Да и нет смысла сегодня идти дальше. От ночевок до перевала меньше часа, палатки поставить и на седловине можно, но дует там не в пример сильнее. И лишние двести метров высоты ночлега. Тоже не подарок без нормальной акклиматизации. А спускаться сегодня точно не стоит – под вечер со склонов Чимтарги, той, что вершина, сыплет намного сильнее. Ходить под камнепадом – как под обстрелом бегать. Камни свистят над головой с точно таким же звуком, что и пули. Попадание по последствиям отличается, но не сильно…

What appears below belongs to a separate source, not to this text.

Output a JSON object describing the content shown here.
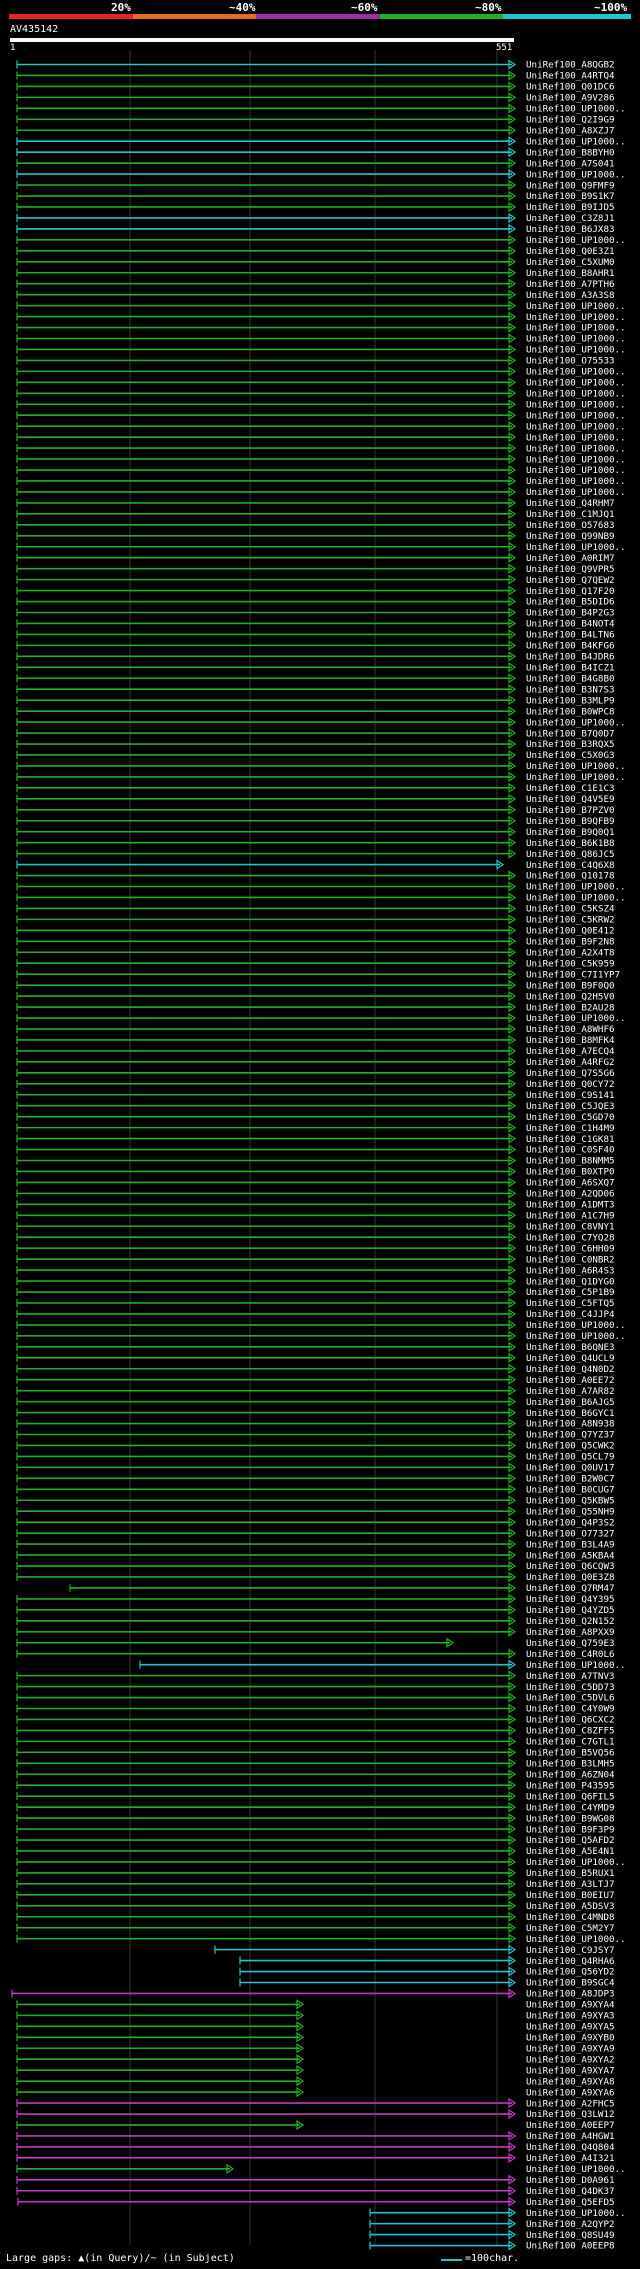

Через четыре часа вылезаем на язык ледника. Вот здесь идти – просто песня. Увы, кусочек довольно короткий, всего балдежа минут на пятнадцать, потом опять на склон. Объявляю большой привал. Пока Машка готовит перекус, устраиваю учебное занятие по самозадержанию при срыве, благо подходящее место рядом. И снова отмечаю преимущество новичков-военных перед теми же студентами. Идут и учатся, не задавая глупых вопросов. Приказ есть приказ. Мужики все крепкие, координация движений отличная. Простейшую технику работы с ледорубом схватывают на раз. Через полчаса все рубятся как минимум на четверку. На всякий случай объясняю и технику жопслея. Это после зарубания осваивается с первой попытки.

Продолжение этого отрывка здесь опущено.